3.2: Car Sales

Dependent variable for this dataset is numerical and the modeling problem is regression. Let's explore numerical features through a pair plot in figure 3.2.1 and ask the 3 questions.

Question 1: What do the patterns in this visualization say?

It appears that there is a strong relationship between the selling price of the car and the year since when the car has been used. This is also observed for how many kilometers the car has been used for. Interestingly, the car price has a not so strong impact on the number of seats.

Max_power and engine have a strong relationship with the selling price. Mileage also has some noticeable patterns.

Figure 3.2.1: pair plot of the dependent variable with numerical features

Question 2: So, what does this pattern say about my problem statement, and how it can affect my problem statement?

Let's confirm what we saw in the first plot by quantifying the extent of the relationship by checking the correlation heat map in figure 3.2.2.

Figure 3.2.2: Correlation heatmap of numerical features with the selling price.

We can see that max_power has the strongest correlation with the selling price, followed by the engine. Mileage on the other hand has a mild negative correlation with the selling price of used cars.

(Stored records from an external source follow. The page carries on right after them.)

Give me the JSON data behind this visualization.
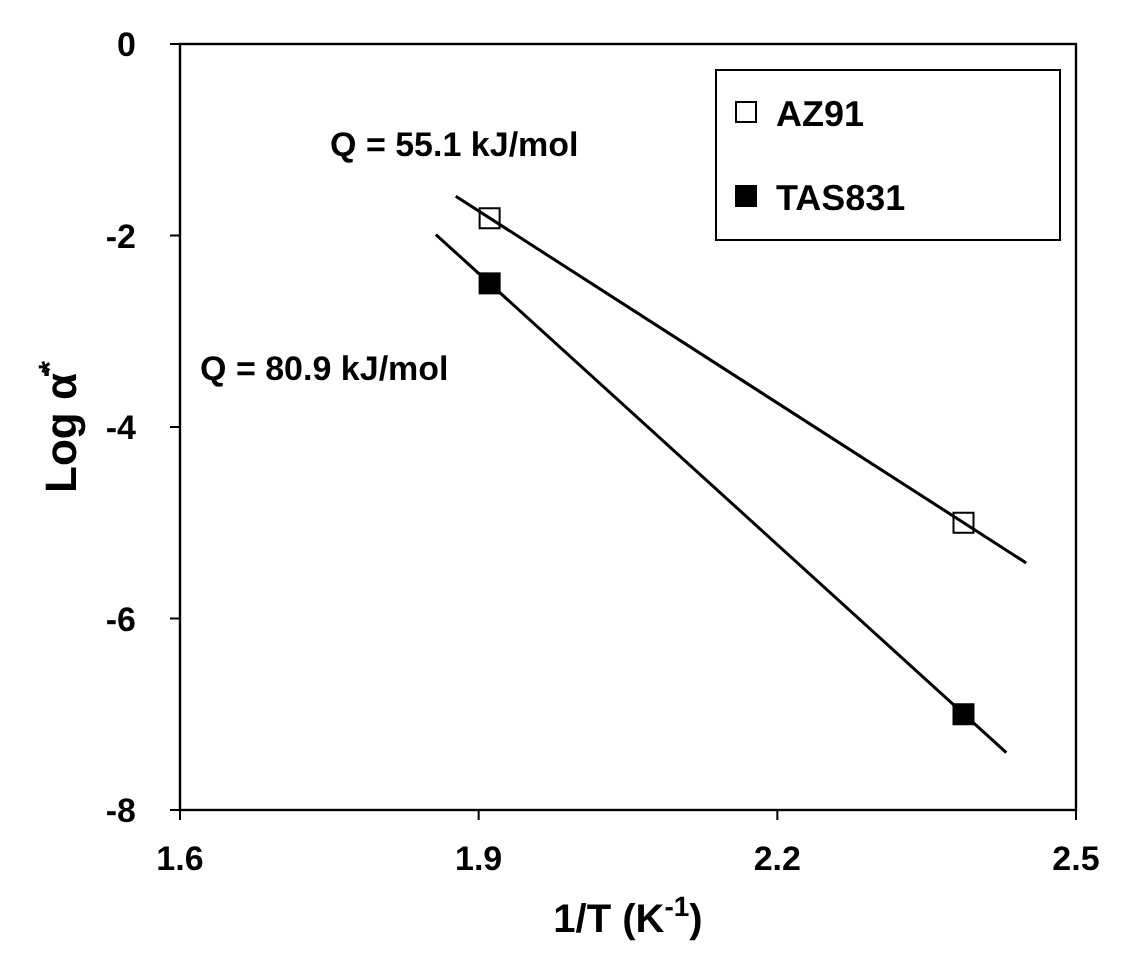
{
  "chart_data": {
    "type": "scatter",
    "xlabel": "1/T (K$^{-1}$)",
    "ylabel": "Log α̇$^{*}$",
    "xlim": [
      1.6,
      2.5
    ],
    "xticks": [
      1.6,
      1.9,
      2.2,
      2.5
    ],
    "ylim": [
      -8,
      0
    ],
    "yticks": [
      0,
      -2,
      -4,
      -6,
      -8
    ],
    "grid": false,
    "legend": "top right",
    "annotations": [
      "Q = 55.1 kJ/mol",
      "Q = 80.9 kJ/mol"
    ],
    "series": [
      {
        "name": "AZ91",
        "color": "#ffffff",
        "marker": "square",
        "x": [
          1.911,
          2.387
        ],
        "values": [
          -1.82,
          -5.0
        ]
      },
      {
        "name": "TAS831",
        "color": "#000000",
        "marker": "square",
        "x": [
          1.911,
          2.387
        ],
        "values": [
          -2.5,
          -7.0
        ]
      },
      {
        "type": "line",
        "color": "#000000",
        "x": [
          1.877,
          2.45
        ],
        "values": [
          -1.59,
          -5.42
        ]
      },
      {
        "type": "line",
        "color": "#000000",
        "x": [
          1.857,
          2.43
        ],
        "values": [
          -1.99,
          -7.4
        ]
      }
    ]
  }
}
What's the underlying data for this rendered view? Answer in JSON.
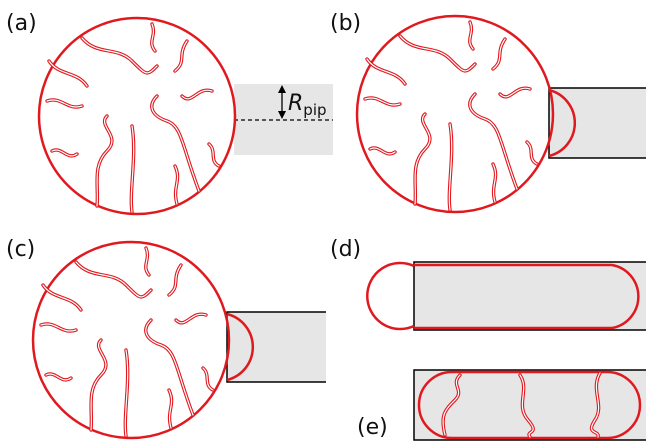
{
  "panels": [
    {
      "label": "(a)"
    },
    {
      "label": "(b)"
    },
    {
      "label": "(c)"
    },
    {
      "label": "(d)"
    },
    {
      "label": "(e)"
    }
  ],
  "annotation": {
    "symbol": "R",
    "subscript": "pip"
  }
}
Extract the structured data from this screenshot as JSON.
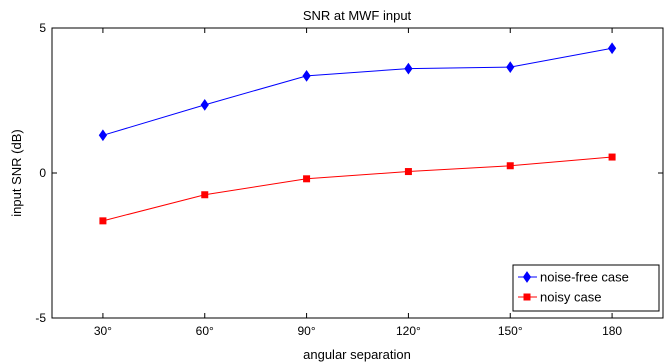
{
  "chart_data": {
    "type": "line",
    "title": "SNR at MWF input",
    "xlabel": "angular separation",
    "ylabel": "input SNR (dB)",
    "categories": [
      "30°",
      "60°",
      "90°",
      "120°",
      "150°",
      "180"
    ],
    "x": [
      30,
      60,
      90,
      120,
      150,
      180
    ],
    "xlim": [
      15,
      195
    ],
    "ylim": [
      -5,
      5
    ],
    "yticks": [
      -5,
      0,
      5
    ],
    "grid": false,
    "legend_position": "bottom-right",
    "series": [
      {
        "name": "noise-free case",
        "color": "#0000ff",
        "marker": "diamond",
        "values": [
          1.3,
          2.35,
          3.35,
          3.6,
          3.65,
          4.3
        ]
      },
      {
        "name": "noisy case",
        "color": "#ff0000",
        "marker": "square",
        "values": [
          -1.65,
          -0.75,
          -0.2,
          0.05,
          0.25,
          0.55
        ]
      }
    ]
  }
}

The selling price has a positive correlation with the year. If the year is higher, then it can be sold for a higher price. In other words, if the car is new, it can be sold for a higher price. On the other hand, car price has a negative relationship with the number of kilometers driven. If the car has been driven for long distances, it has been through wear and tear. It is likely to fetch less price. Finally, the number of seats has a weak positive correlation with the selling price. People would like to have a car with a higher number of seats, but not so much.

Question 3: Now what should I do to inculcate the patterns discovered during EDA? Should I include this information as a new feature or should I perform data cleaning?

For the features which have a high correlation, we can check if the original features give better performance or if we can get better performance by using higher order features of these features. This is even more applicable for seats. We will need to check if there is any higher order feature for seats that can help us get better performance.

If we go by common knowledge about cars, the sports cars are sold at the highest price, although they have the lowest number of seats. This is followed by SUV cars, which have a higher number of seats but fetch higher prices. However, cars that have 4-5 seats are used by middle class people and have a relatively lower selling price. Hence, there is a non-linear relationship between the number of seats and car price. This could also be applicable for used cars. Higher order feature engineering might be able to uncover this non-linear relationship. We can also consider the number of seats as ordinal and try higher order ordinal features to see if it works better. Now, let's also explore categorical features.

Let's start with the  owner  feature in figure 3.2.3. This feature has values representing how many people have previously owned the car.  First Owner  suggests that the car is owned by a first-time buyer, whereas  Second Owner  means the car has been owned by 2 owners, including the current owner. In our dataset, the first owner and second owner are 65.9% and 25.5% respectively. They constitute the majority group.

 

Figure 3.2.3: Boxplot of selling_price for each type of  owner 

Question 1: What do the patterns in this visualization say?

There is a huge degree of variation in prices at which used cars are sold for the first owner and second owners, as evident from the number of outliers in the boxplot for these 2 categories. This is also true for the third owner. Test drive cars and cars which have been owned 4 times have relatively stable prices, as they do not have any outliers.

Cars that have been owned a fourth time or above, fetch the lowest prices as evidenced by the average selling price. This can be seen in figure 3.2.4.

Figure 3.2.4: Average selling price by type of owner.

Question 2: So, what does this pattern say about my problem statement and how it can affect my problem statement?

It seems that first, second, and third-owner cars have lower average selling prices than test-driving cars. However, many outliers have very high prices. We need to account for it.

Question 3: Now what should I do to inculcate the patterns discovered during EDA? Should I include this information as a new feature or should I perform data cleaning?

As this is common knowledge, we know that sports cars and SUVs have higher prices than other cars. Let's verify this by checking the car brand names from the  brand  column for cars that have above 90 percentiles selling_price, through a word cloud. Figure 3.2.5 has the word cloud for cars with higher percentile selling price.

Figure 3.2.5: Brand names with above 90 percentiles selling_price.

Most of the cars for which selling_price is outliers, are considered as premium and luxury cars in the Indian market. If we could distinguish these cars from others while modeling, it can give us comparatively better performance. We can represent this information as a feature in 2 different ways. Firstly, we can create a binary 1|0 feature that represents these car brands as an additional feature. Secondly, we can create a higher order feature, which will have the average selling price for each car model or brand.